Publications

Scaling Up Semi-Supervised Learning: an Efficient and Effective LLGC Variant
Bernhard Pfahringer, Claire Leschi, and Peter Reutemann. Scaling Up Semi-Supervised Learning: an Efficient and Effective LLGC Variant. In Zhi-Hua Zhou, Hang Li, Qiang Ynag Publisher, editors, The 11th Pacific-Asia Conference on Knowledge Discovery and Data Mining (PAKDD 2007) [paper]
Domains like text classification can easily supply large amounts of unlabeled data, but labeling itself is expensive. Semi-supervised learning tries to exploit this abundance of unlabeled training data to improve classification. Unfortunately most of the theoretically well-founded algorithms that have been described in recent years are cubic or worse in the total number of both labeled and unlabeled training examples. In this paper we apply modifications to the standard LLGC algorithm to improve efficiency to a point where we can handle datasets with hundreds of thousands of training data. The modifications are priming of the unlabeled data, and most importantly, sparsification of the similarity matrix. We report promising results on large text classification problems.

A Semi-Supervised Spam Mail Detector
Bernhard Pfahringer. A Semi-Supervised Spam Mail Detector. In Steffen Bickel, editor, Proceedings of the ECML/PKDD 2006 Discovery Challenge Workshop, pages 48-53. Humboldt University Berlin, 2006. [paper]
This document describes a novel semi-supervised approach to spam classification, which was successful at the ECML/PKDD2006 spam classification challenge. A local learning method based on lazy projections was successfully combined with a variant of a standard semi-supervised learning algorithm.

Using Weighted Nearest Neighbor to Benefit from Unlabeled Data
Kurt Driessens, Peter Reutemann, Bernhard Pfahringer, and Claire Leschi.
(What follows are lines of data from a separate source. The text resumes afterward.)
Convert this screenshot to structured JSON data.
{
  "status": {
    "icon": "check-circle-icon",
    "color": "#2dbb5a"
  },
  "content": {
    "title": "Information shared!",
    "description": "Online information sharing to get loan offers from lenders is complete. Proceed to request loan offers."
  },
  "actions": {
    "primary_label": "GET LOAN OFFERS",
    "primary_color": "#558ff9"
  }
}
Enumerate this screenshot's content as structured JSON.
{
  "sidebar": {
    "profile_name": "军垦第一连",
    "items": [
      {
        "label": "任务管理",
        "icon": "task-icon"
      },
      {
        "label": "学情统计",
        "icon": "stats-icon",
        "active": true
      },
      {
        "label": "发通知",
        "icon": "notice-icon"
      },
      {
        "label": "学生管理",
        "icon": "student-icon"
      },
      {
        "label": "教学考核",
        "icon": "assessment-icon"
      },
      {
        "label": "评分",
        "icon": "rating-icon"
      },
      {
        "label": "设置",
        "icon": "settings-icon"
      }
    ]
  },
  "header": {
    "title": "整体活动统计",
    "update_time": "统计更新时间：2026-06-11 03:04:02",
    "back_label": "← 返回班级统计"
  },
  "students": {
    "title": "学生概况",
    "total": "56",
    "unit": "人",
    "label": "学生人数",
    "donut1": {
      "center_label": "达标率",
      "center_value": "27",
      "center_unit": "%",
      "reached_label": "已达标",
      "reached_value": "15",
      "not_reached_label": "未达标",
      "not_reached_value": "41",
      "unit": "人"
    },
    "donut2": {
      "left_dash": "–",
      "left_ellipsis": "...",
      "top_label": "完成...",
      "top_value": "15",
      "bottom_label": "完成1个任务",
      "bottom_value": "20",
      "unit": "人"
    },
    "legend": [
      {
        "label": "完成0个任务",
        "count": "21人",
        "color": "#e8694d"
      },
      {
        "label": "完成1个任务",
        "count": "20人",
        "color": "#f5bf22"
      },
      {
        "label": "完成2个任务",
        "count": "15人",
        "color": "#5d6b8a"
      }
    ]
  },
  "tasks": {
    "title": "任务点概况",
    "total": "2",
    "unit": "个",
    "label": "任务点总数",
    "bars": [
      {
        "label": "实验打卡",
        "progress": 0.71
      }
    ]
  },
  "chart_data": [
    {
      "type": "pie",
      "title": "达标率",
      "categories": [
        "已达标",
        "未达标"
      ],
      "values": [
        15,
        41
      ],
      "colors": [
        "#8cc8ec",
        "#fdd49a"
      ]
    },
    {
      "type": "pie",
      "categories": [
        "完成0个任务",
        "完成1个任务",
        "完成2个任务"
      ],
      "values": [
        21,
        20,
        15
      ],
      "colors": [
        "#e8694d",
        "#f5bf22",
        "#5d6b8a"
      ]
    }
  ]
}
Using Weighted Nearest Neighbor to Benefit from Unlabeled Data. In Wee Keong Ng, Masaru Kitsuregawa, Jianzhong Li, and Kuiyu Chang, editors, Advances in Knowledge Discovery and Data Mining, 10th Pacific-Asia Conference, PAKDD 2006, volume 3918 of LNCS, pages 60-69, 2006. [paper]
The development of data-mining applications such as textclassification and molecular profiling has shown the need for machine learning algorithms that can benefit from both labeled and unlabeled data, where often the unlabeled examples greatly outnumber the labeled examples. In this paper we present a two-stage classifier that improves its predictive accuracy by making use of the available unlabeled data. It uses a weighted nearest neighbor classification algorithm using the combined example-sets as a knowledge base. The examples from the unlabeled set are pre-labeled by an initial classifier that is build using the limited available training data. By choosing appropriate weights for this pre-labeled data, the nearest neighbor classifier consistently improves on the original classifier.

A novel two stage scheme utilizing the test set for model selection in text classification
Bernhard Pfahringer, Peter Reutemann, and Mike Mayo. A novel two stage scheme utilizing the test set for model selection in text classification. In Ranadhir Ghosh, Brijesh Verma, and Xue Li, editors, Proc Workshop on Learning Algorithms for Pattern Recognition, Eighteenth Australian Joint Conference on Artificial Intelligence (AI'05), pages 60-65, Sydney, Australia, 2005. University of Technology. [paper]
Text classification is a natural application domain for semi-supervised learning, as labeling documents is expensive, but on the other hand usually an abundance of unlabeled documents is available. We describe a novel simple two-stage scheme based on dagging which allows for utilizing the test set in model selection. The dagging ensemble can also be used by itself instead of the original classifier. We evaluate the performance of a meta classifier choosing between various base learners and their respective dagging ensembles. The selection process seems to perform robustly especially for small percentages of available labels for training.